No debemos olvidar que el conflicto en que andan inmersos Gobierno y oposición, a propósito de la renovación del Consejo General del Poder Judicial, surge de una premisa compartida: ambos convienen que los jueces son incapaces de sortear sus filias políticas. Si PSOE y PP batallan es porque coinciden en que los magistrados carecen de la capacidad de ser independientes.
Ahora que la tensión escala por la necesaria renovación de órganos clave como el Tribunal de Cuentas, las vacantes del Tribunal Constitucional, el Defensor del Pueblo y el propio CGPJ, conviene que ambos partidos asuman que están socavando el prestigio de nuestro Estado, y en especial de las instituciones de Justicia.
Como saben, el principal punto de tensión está en la elección de los vocales del CGPJ. El PSOE, con mayoría en el Congreso, pero lejos de los 3/5 que requiere la Ley, acusa al PP de bloquear el proceso y de incumplir la Constitución. El PP, para justificar su postura, ondea la bandera de la despolitización de la Justica. “No debe ser el Parlamento, sino los propios jueces quienes elijan su gobierno”, repite Pablo Casado con su media sonrisa.
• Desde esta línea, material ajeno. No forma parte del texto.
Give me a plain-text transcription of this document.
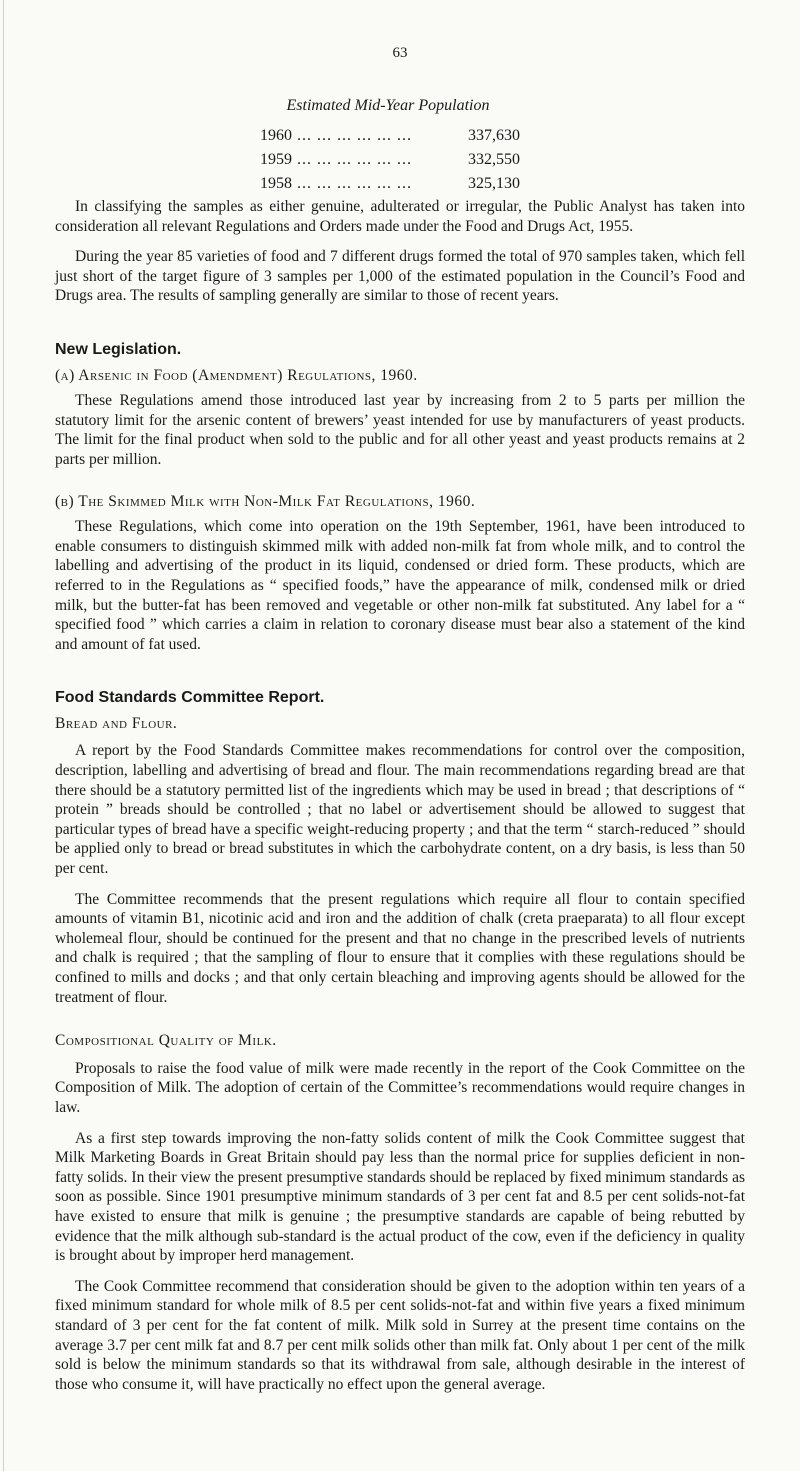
63
Estimated Mid-Year Population
1960 ... .	337,630
1959 ... .	332,550
1958 ... .	325,130

In classifying the samples as either genuine, adulterated or irregular, the Public Analyst has taken into consideration all relevant Regulations and Orders made under the Food and Drugs Act, 1955.

During the year 85 varieties of food and 7 different drugs formed the total of 970 samples taken, which fell just short of the target figure of 3 samples per 1,000 of the estimated population in the Council’s Food and Drugs area. The results of sampling generally are similar to those of recent years.

New Legislation.
(a) Arsenic in Food (Amendment) Regulations, 1960.

These Regulations amend those introduced last year by increasing from 2 to 5 parts per million the statutory limit for the arsenic content of brewers’ yeast intended for use by manufacturers of yeast products. The limit for the final product when sold to the public and for all other yeast and yeast products remains at 2 parts per million.

(b) The Skimmed Milk with Non-Milk Fat Regulations, 1960.

These Regulations, which come into operation on the 19th September, 1961, have been introduced to enable consumers to distinguish skimmed milk with added non-milk fat from whole milk, and to control the labelling and advertising of the product in its liquid, condensed or dried form. These products, which are referred to in the Regulations as “ specified foods,” have the appearance of milk, condensed milk or dried milk, but the butter-fat has been removed and vegetable or other non-milk fat substituted. Any label for a “ specified food ” which carries a claim in relation to coronary disease must bear also a statement of the kind and amount of fat used.

Food Standards Committee Report.
Bread and Flour.

A report by the Food Standards Committee makes recommendations for control over the composition, description, labelling and advertising of bread and flour. The main recommendations regarding bread are that there should be a statutory permitted list of the ingredients which may be used in bread ; that descriptions of “ protein ” breads should be controlled ; that no label or advertisement should be allowed to suggest that particular types of bread have a specific weight-reducing property ; and that the term “ starch-reduced ” should be applied only to bread or bread substitutes in which the carbohydrate content, on a dry basis, is less than 50 per cent.

The Committee recommends that the present regulations which require all flour to contain specified amounts of vitamin B1, nicotinic acid and iron and the addition of chalk (creta praeparata) to all flour except wholemeal flour, should be continued for the present and that no change in the prescribed levels of nutrients and chalk is required ; that the sampling of flour to ensure that it complies with these regulations should be confined to mills and docks ; and that only certain bleaching and improving agents should be allowed for the treatment of flour.

Compositional Quality of Milk.

Proposals to raise the food value of milk were made recently in the report of the Cook Committee on the Composition of Milk. The adoption of certain of the Committee’s recommendations would require changes in law.

As a first step towards improving the non-fatty solids content of milk the Cook Committee suggest that Milk Marketing Boards in Great Britain should pay less than the normal price for supplies deficient in non-fatty solids. In their view the present presumptive standards should be replaced by fixed minimum standards as soon as possible. Since 1901 presumptive minimum standards of 3 per cent fat and 8.5 per cent solids-not-fat have existed to ensure that milk is genuine ; the presumptive standards are capable of being rebutted by evidence that the milk although sub-standard is the actual product of the cow, even if the deficiency in quality is brought about by improper herd management.

The Cook Committee recommend that consideration should be given to the adoption within ten years of a fixed minimum standard for whole milk of 8.5 per cent solids-not-fat and within five years a fixed minimum standard of 3 per cent for the fat content of milk. Milk sold in Surrey at the present time contains on the average 3.7 per cent milk fat and 8.7 per cent milk solids other than milk fat. Only about 1 per cent of the milk sold is below the minimum standards so that its withdrawal from sale, although desirable in the interest of those who consume it, will have practically no effect upon the general average.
Pero no se engañen. El Partido Popular tampoco quiere despolitizar la justicia. Llámenme malpensado, pero sospecho que si la mayoría de los jueces estuvieran afiliados a Juezas y Jueces para la Democracia, el PP no sería partidario de que fueran las asociaciones profesionales quienes eligieran a los vocales. Si el PP defiende esta postura es por lo mismo que el PSOE defiende la contraria: porque saben que la mayor parte de los jueces afiliados (que, por cierto, son sólo un 50% del total) lo son de asociaciones conservadoras.
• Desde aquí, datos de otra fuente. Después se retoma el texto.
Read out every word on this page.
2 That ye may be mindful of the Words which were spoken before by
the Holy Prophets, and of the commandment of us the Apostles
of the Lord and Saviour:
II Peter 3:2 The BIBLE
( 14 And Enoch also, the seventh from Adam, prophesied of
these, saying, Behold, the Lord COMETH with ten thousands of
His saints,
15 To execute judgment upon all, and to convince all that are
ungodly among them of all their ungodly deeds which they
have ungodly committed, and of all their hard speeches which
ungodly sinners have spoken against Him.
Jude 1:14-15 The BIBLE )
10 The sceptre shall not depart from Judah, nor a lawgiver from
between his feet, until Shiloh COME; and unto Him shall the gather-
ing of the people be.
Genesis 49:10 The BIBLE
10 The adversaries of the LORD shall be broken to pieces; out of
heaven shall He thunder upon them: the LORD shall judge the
Y aquí asoma esa siniestra premisa de la que ambos partidos participan: los jueces no ven más allá de sus colores. PP y PSOE están separados por una creencia compartida. Si al juez lo nombra el PSOE, fallará hacia la izquierda, y si lo nombra la Asociación Francisco de Vitoria, fallará hacia la derecha. Y en ese temor radica el bloqueo.
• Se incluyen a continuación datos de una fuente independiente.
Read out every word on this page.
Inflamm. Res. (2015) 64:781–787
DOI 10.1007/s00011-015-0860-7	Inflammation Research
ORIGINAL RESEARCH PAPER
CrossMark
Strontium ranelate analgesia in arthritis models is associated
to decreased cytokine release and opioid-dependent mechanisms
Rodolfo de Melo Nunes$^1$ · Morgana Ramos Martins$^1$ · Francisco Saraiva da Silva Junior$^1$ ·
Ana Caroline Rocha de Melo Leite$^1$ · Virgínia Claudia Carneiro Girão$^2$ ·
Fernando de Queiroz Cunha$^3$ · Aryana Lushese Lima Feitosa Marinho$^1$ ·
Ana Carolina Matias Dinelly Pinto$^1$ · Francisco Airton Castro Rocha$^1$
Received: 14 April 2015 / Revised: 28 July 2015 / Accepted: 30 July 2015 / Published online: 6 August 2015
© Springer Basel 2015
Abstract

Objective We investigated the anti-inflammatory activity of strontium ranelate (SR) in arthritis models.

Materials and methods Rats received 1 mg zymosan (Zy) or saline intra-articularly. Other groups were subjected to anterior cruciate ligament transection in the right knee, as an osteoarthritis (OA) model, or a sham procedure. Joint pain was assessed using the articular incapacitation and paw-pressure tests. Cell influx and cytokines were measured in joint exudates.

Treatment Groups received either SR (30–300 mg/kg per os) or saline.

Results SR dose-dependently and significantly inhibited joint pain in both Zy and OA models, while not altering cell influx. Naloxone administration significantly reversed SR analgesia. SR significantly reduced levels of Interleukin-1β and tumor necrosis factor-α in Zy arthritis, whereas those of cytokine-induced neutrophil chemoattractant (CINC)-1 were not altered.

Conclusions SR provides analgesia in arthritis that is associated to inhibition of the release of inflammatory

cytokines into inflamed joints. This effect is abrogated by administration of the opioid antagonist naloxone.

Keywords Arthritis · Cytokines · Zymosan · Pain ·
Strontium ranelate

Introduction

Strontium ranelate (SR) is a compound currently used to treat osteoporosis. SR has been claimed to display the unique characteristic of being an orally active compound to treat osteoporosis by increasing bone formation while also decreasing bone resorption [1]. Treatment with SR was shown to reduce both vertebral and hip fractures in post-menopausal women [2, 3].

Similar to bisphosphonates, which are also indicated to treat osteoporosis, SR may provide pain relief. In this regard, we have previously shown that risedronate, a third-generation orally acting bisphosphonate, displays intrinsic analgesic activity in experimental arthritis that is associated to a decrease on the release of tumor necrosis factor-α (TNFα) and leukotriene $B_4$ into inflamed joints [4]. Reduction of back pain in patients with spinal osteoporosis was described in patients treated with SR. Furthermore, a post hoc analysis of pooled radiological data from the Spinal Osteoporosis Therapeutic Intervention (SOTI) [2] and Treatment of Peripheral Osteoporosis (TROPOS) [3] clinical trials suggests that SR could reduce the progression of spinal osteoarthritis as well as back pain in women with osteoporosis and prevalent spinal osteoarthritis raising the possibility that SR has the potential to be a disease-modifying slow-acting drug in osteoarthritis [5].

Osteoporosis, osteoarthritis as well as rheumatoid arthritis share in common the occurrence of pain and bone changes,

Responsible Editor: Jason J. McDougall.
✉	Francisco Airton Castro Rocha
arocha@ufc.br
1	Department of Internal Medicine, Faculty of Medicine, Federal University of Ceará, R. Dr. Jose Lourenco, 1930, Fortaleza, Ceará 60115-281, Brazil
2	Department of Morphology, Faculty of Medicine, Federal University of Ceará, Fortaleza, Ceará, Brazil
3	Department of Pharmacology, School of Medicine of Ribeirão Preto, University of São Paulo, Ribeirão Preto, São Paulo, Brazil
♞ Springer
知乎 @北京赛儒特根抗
Pero el temor, además de ser infundado, tiene efectos perversos. Todo poder democrático depende de que sus ciudadanos lo reconozcan y le otorguen legitimidad. Y transmitir a la opinión pública que un magistrado está sesgado de origen no contribuye a soldar esa confianza. Tampoco ayudan los ataques que el Ejecutivo acostumbra a hacer contra la separación de poderes.
Hace falta insistir en que sólo la tiranía está ausente de contrapesos. La democracia, como nos enseñó Tocqueville, se reconoce por las fricciones entre sus poderes. Claro que para que esa fricción sea saludable, hemos de confiar en la independencia y buena fe de todos ellos.